If you compare against the baseline we actually had in hand, i.e. vendor quotes, I would say yes. The math is straightforward:
- Outsource baseline: $120K-$157.5K
- Incremental AI spend: ~$1.2K
- Net avoided cash outlay: ~$118.8K–$156.3K
Even if you discount that heavily (assume we could have negotiated down, assume some scope would have been dropped, assume we’d still burn internal time either way), the result is still in the high five-figures: not just the salary I would (theoretically) pay myself during the project, but also significant opportunity cost of no new customers + no significant new features for existing customers during the 4-6 month migration and refactor. And that’s before you account for the less visible costs, such as delaying new work for months and the risk of accidentally shipping a migration that resulted in data corruption or loss. Those are hard to price precisely, but anyone who has lived through a long-running data-model migration hell knows they’re real.
I want to be perfectly clear though: the model didn’t “replace engineering.” That’s not the claim I’m making at all. In fact, relying on the model to “just handle it” would have been disastrous. There were times where it happily marked tasks done and wanted to move on, and when I questioned it and had it validate the work, it found issues. Compared to other models I have used (including Gemini 3 and GPT 5.1 Codex), these situations were relatively rare with Opus 4.5, and really only happened after the sessions had been going on for a while, but it’s not something that could be left up to chance.
Instead, what I’m saying is that Opus amplified my effort by 8x by acting as a highly capable, tireless mid-level developer who needed some supervision. It allowed a senior engineer (me) to architect the solution and audit the safety mechanisms, while offloading the sheer volume of tedious execution that would have otherwise drowned me, and perhaps even a small team. The result wasn’t “automated engineering,” but rather “massively accelerated engineering”.
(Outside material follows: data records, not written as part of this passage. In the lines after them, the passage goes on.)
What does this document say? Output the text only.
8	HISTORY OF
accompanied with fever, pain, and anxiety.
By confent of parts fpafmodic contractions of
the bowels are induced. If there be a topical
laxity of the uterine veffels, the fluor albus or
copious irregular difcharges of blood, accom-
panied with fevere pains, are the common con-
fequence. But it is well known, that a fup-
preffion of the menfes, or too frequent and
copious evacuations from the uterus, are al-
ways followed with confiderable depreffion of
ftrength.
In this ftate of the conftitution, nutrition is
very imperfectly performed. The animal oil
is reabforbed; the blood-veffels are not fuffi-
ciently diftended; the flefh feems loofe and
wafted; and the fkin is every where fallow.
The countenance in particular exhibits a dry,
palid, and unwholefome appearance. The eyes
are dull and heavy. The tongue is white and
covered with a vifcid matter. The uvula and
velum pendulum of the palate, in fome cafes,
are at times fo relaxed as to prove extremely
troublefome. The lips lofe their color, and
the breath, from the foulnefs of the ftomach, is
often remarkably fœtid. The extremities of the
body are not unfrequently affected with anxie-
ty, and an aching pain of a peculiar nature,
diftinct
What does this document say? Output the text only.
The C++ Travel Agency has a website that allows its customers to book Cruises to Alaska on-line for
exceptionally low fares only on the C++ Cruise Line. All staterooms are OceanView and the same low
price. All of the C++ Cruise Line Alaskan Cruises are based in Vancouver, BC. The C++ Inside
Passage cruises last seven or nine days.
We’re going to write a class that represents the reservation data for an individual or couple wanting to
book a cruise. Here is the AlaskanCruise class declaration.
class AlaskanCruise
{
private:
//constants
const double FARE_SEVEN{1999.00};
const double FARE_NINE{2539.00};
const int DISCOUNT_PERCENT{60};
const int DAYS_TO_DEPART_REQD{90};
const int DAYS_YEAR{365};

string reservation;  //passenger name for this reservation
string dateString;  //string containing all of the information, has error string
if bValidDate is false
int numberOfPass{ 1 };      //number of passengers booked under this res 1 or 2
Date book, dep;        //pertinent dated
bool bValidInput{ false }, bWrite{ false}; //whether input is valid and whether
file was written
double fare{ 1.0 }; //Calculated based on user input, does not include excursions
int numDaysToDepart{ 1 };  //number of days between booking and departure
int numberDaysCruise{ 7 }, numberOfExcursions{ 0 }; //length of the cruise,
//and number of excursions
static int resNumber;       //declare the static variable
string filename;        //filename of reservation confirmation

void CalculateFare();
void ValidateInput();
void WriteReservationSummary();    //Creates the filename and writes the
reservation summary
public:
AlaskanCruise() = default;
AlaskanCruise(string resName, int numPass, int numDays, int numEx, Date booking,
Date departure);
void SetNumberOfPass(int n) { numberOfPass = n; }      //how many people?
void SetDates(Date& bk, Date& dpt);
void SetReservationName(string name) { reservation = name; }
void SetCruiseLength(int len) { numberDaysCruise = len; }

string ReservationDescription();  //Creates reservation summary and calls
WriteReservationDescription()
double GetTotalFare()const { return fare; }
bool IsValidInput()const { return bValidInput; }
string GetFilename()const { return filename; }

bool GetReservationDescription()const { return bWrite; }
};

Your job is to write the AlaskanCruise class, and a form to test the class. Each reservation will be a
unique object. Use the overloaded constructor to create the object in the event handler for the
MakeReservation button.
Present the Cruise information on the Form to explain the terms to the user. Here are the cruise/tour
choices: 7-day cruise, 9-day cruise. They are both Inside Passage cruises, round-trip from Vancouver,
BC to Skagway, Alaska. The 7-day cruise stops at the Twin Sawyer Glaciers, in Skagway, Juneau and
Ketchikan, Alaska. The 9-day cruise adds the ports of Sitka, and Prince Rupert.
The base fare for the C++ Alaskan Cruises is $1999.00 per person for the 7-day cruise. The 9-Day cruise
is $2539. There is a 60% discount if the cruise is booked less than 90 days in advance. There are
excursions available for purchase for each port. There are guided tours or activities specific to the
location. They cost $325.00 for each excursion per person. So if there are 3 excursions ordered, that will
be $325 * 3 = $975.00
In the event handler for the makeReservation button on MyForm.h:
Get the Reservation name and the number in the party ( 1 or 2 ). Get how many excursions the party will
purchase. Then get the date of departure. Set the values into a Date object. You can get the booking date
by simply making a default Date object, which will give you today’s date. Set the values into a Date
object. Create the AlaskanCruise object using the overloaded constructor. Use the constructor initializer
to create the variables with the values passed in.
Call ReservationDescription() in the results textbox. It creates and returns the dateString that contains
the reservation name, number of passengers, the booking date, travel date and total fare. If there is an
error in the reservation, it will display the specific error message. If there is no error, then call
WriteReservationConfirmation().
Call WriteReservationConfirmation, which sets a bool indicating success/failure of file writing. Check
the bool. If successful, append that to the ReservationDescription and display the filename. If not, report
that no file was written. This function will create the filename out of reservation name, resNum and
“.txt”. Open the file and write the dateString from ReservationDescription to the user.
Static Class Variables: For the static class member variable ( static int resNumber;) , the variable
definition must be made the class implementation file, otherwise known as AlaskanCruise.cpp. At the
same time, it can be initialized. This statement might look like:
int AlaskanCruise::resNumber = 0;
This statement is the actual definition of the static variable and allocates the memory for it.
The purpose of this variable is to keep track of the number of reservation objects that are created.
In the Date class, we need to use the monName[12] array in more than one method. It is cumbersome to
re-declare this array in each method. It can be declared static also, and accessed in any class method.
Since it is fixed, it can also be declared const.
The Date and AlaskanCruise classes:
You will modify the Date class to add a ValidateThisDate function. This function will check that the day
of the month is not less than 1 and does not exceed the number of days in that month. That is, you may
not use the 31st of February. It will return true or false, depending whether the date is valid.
That’s why I’m comfortable saying it may very well have saved us $100K+. Not as a vibe, but as a direct comparison to what the market quoted us to accomplish the same outcome, and to what it would have cost us to do it ourselves.
Why didn’t we simply optimize the previous architecture?
I asked myself this several times, both before and during the project. But the fact of the matter was that the “ceiling” of the old architecture was too low for our new business needs. For example, I know that Postgres can handle a lot more tables than we had, and we could have increased max_locks_per_transaction or implemented a sharding strategy. But even with that, adding new database objects to thousands of customers (which we were on trajectory to hit) would have taken hours. One-schema-per-tenant is excellent for enterprise B2B with relatively few high-value customers. Our pivot to the SMB market meant our data topology was no longer aligned with our business model.
I hope this gives you a good idea of what is possible with AI. Specifically, I strongly believe that Opus 4.5 is on a category of its own and represents a watershed moment for our industry. In the right hands, and under the right conditions, it can make a tremendous amount of difference, especially for a resource-constraint startup. It does come with caveats, though, and should not be viewed as a shortcut.